Protest planned for Freundel hearing

Rabbi Barry Freundel

UPDATE JAN. 16 at 10:10 a.m.

No evidence was presented during Friday morning’s brief status hearing. The government requested a continuance. Rabbi Barry Freundel’s next court appearance is scheduled for Feb. 19.

The U.S. Attorney’s Office currently is reaching out to everyone who submitted their photograph, believing that they may have been filmed by Freundel. The deadline to send in a photograph is Jan. 31. The photograph should be sent to [email protected],

Some 100 Jewish women, clad in matching blue, are expected to rally outside the Superior Court of the District of Columbia Friday morning before Rabbi Barry Freundel’s next scheduled appearance in court. The former Georgetown rabbi is charged with six counts of misdemeanor voyeurism for allegedly videotaping women as they undressed in preparation for using the mikvah at The National Capital Mikvah.

No witnesses were expected to be called to testify at the Jan. 16 hearing. Freundel’s attorney, Jeffrey Harris, said that, as of press time, he believed the government was going to come in and ask for a continuance of 30 days.

Harris, a managing partner in the D.C. law firm Rubin, Winston, Harris & Cooke LLP, said it was “too soon” to say whether he will seek a plea agreement for his client or whether they’ll take the case to trial.

Freundel was arrested in October of last year and since that time the government has been reviewing evidence from a camera seized from the changing room of the mikvah as well as from several of Freundel’s computers, floppy disks, hard drives, memory sticks and SD cards confiscated from his home, the synagogue and his office at Towson University.

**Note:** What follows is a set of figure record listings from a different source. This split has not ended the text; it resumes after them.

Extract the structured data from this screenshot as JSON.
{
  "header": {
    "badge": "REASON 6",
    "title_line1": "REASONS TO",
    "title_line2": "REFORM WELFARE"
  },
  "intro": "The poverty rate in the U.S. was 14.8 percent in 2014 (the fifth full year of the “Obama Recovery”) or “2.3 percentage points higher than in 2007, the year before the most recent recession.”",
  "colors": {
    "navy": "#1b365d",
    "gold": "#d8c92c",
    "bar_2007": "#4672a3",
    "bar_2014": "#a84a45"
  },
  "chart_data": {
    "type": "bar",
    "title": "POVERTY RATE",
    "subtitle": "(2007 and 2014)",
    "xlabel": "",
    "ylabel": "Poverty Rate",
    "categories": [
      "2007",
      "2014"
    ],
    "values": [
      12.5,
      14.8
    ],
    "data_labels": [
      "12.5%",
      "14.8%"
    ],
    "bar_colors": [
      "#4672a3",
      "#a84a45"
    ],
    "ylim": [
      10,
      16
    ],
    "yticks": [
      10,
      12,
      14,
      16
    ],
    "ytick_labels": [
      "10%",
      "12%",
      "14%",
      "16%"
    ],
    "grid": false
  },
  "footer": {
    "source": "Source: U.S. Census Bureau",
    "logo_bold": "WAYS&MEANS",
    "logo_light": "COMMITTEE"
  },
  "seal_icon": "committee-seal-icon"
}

The protesters, who believe they may have been surreptitiously recorded by Freundel, are upset that the government has not allowed them to file private criminal complaints against the rabbi or take greater part in the government’s case against him.

“Rabbi Freundel’s victims deserve their day in court. Rabbi Freundel should stand trial and should not receive a plea deal,” the group posted to Facebook earlier this week. They plan to wear blue to “show solidarity and bear witness. Blue is a very Jewish color. It’s peaceful and it also represents the water of the mikvah,” said Lisette Garcia, a member of Kesher Israel who assisted Freundel in preparing conversion candidates.

If only the six women currently listed as victims in the criminal complaint are brought to court, she said, the government will not see the whole picture of Freundel’s crimes, which could involve more than 500 victims. Five or six women used the mikvah every Sunday for years, she said when asked how she arrived at that number.

Justin Dillon, a criminal defense attorney with Kaiser, LeGrand & Dillon PLLC and a former federal prosecutor in D.C., said while he sympathized with the protesters, they are mistaken about criminal process and procedure.

Friday’s scheduled hearing is meant to be a housekeeping conference between the attorneys and the court. It is not the time for alleged victims to state on the record how they were harmed, or why they don’t favor a plea deal, Dillon explained.

If Freundel is convicted, either by means of a guilty plea or a trial, the victims will have the right to speak in open court on the day of sentencing, said Dillon. A victim at this point only needs to be notified of court dates and told if the defendant is released.

“They will absolutely have their day in court,” Dillon said, adding they will not ever get to decide whether Freundel goes to trial. No victim in a criminal case prosecuted by the government ever has that power. Plea negotiations occur in almost all criminal cases, and it is up to the defendant to decide whether to accept any plea offer or go to trial.

Moreover, said Dillon, allowing victims to speak at sentencing is better for them. At that time, they will not be cross-examined. “They will not go through the wringer,” as they certainly would on the witness stand giving testimony in a trial. “Do they want to see their naked bodies in open court and have to ID them?” he wondered. That’s exactly how the government would have to meet its burden of proof in a case of voyeurism such as this one.

A plea agreement also would guarantee a guilty verdict on at least some of the charges. As Dillon pointed out, if, at trial, just one juror voted “Not Guilty,” then the case would end in a hung jury and have to be retried, prolonging the victims’ ordeal.

Why the continual delays in this case?

Steven Kelly, an attorney with Silverman, Thompson, Slutkin & White, who has filed a civil negligence suit against Kesher Israel, The National Capital Mikvah and Georgetown University, where Freundel taught, said that the government has plenty of time to make its case now that Freundel is no longer incarcerated and is free on bond.

While Freundel has a right to a speedy trial, he can waive that right. “No defendant who is free” is in any hurry to plead guilty or go to trial, Kelly said. He believes justice will be better served if the government takes its time and carefully reviews all evidence and information. For example, said the attorney, it is important for the government to determine how long Freundel has been allegedy videotaping women, whether he distributed any of those images and whether he has perpetrated any other sexual crimes before devising any plea offer.

Both Kelly and Dillon said they expect the government to seek jail time for Freundel if he is convicted. Said Dillon: “I think, in the end, the victims will be pleased with the government’s efforts on their behalf.”